10. The system of claim 1, wherein:
the set of data movement processing cores reformat the computation data during the execution of the complex computation and using conditional logic.
11. The system of claim 10, wherein:
the set of data movement processing cores receive information regarding a state of the interconnect fabric during the complex computation; and
the conditional logic uses the information regarding the state of the interconnect fabric.
12. A method, in which each step is conducted by a set of processing cores, having a set of data movement processing cores, and an interconnect fabric that networks the set of processing cores, comprising:
storing, in one or more memories on the set of processing cores, computational instructions for component computations of a complex computation and data movement instructions for routing computation data for the complex computation;
administrating, using a set of core controllers on the set of processing cores, an execution of the computational instructions for the component computations of the complex computation by a set of computational pipelines on the set of processing cores;
administrating, using a set of data movement core controllers on the set of data movement processing cores, an execution of the data movement instructions;
generating, via the execution of the data movement instructions, a set of commands for a set of routers on the set of processing cores; and
routing, using the set of routers, the computation data through the interconnect fabric during an execution of the complex computation.
13. The method of claim 12, wherein:
the data movement core controllers in the set of data movement core controllers each include a program counter and a decoder stage; and
the data movement processing cores in the set of data movement processing cores each include a functional processing unit.
14. The method of claim 12, wherein:
the core controllers in the set of core controllers and the data movement core controllers in the set of data movement core controllers all use their own separate program counters.
15. The method of claim 12, further comprising:
storing the computation data in a set of scratch pad memories, the one or more memories including the set of scratch pad memories.
16. The method of claim 15, wherein routing the computation data through the interconnect fabric comprises:
moving, by the routers in the set of routers, the computation data from the set of scratch pad memories through the interconnect fabric, the routers in the set of routers and the scratch pad memories in the set of scratch pad memories being communicatively coupled.
17. The method of claim 12, further comprising:
storing, by the set of processing cores, a configurable mapping that maps a configurable global address space to physical addresses in the one or more memories, a subset of the data movement instructions being configuration instructions for the configurable global address space for the set of processing cores.
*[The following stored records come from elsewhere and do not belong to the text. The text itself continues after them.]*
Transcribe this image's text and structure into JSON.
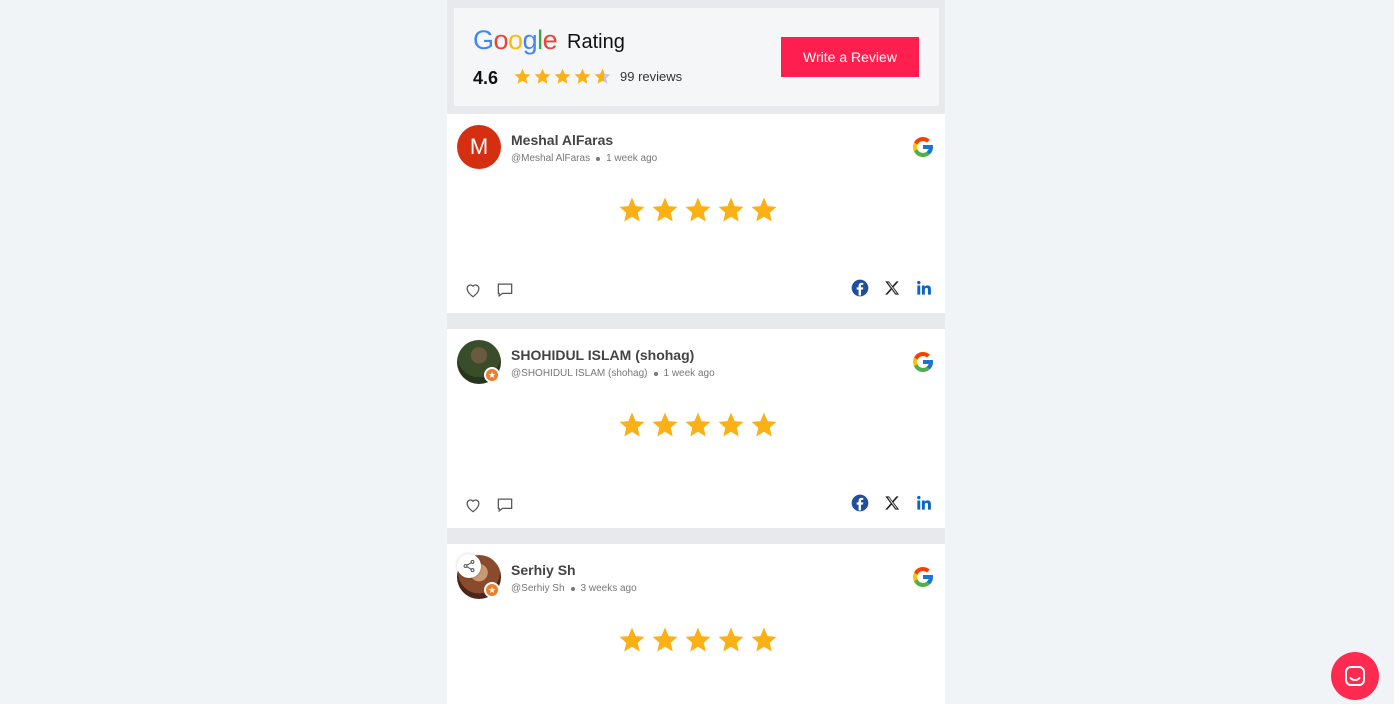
{
  "header": {
    "logo_letters": [
      "G",
      "o",
      "o",
      "g",
      "l",
      "e"
    ],
    "logo_colors": [
      "#4285F4",
      "#EA4335",
      "#FBBC05",
      "#4285F4",
      "#34A853",
      "#EA4335"
    ],
    "title": "Rating",
    "average": "4.6",
    "rating_value": 4.6,
    "reviews_count": "99 reviews",
    "write_button": "Write a Review",
    "accent_color": "#ff1f4e",
    "star_color": "#fbb115"
  },
  "reviews": [
    {
      "avatar_letter": "M",
      "avatar_type": "letter",
      "name": "Meshal AlFaras",
      "handle": "@Meshal AlFaras",
      "time": "1 week ago",
      "stars": 5
    },
    {
      "avatar_type": "photo",
      "name": "SHOHIDUL ISLAM (shohag)",
      "handle": "@SHOHIDUL ISLAM (shohag)",
      "time": "1 week ago",
      "stars": 5
    },
    {
      "avatar_type": "photo",
      "name": "Serhiy Sh",
      "handle": "@Serhiy Sh",
      "time": "3 weeks ago",
      "stars": 5
    }
  ],
  "icons": {
    "like": "heart-icon",
    "comment": "comment-icon",
    "facebook": "facebook-icon",
    "x": "x-icon",
    "linkedin": "linkedin-icon",
    "source": "google-icon",
    "chat": "chat-icon",
    "share": "share-icon"
  }
}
18. The method of claim 14, further comprising:
changing a data type of the computation data using a subset of the data movement instructions, the subset of the data movement instructions being data reformatting instructions;
changing a compression state of the computation data using the subset of the data movement instructions; and
changing a quantity of data structures storing the computation data using the subset of the data movement instructions.
19. A processing core comprising:
one or more memories storing computational instructions for component computations of a complex computation and data movement instructions for routing data for the complex computation;
a computational pipeline;
a core controller to administrate an execution of the computational instructions by the computational pipeline;
a router having a network-on-chip interface;
a data movement processing core; and
a data movement core controller, on the data movement processing core, to administrate an execution of the data movement instructions and thereby generate commands for the router to route data for the complex computation on and off the processing core.
20. The processing core of claim 19 wherein:
the core controller and the data movement core controller use their own separate program counters.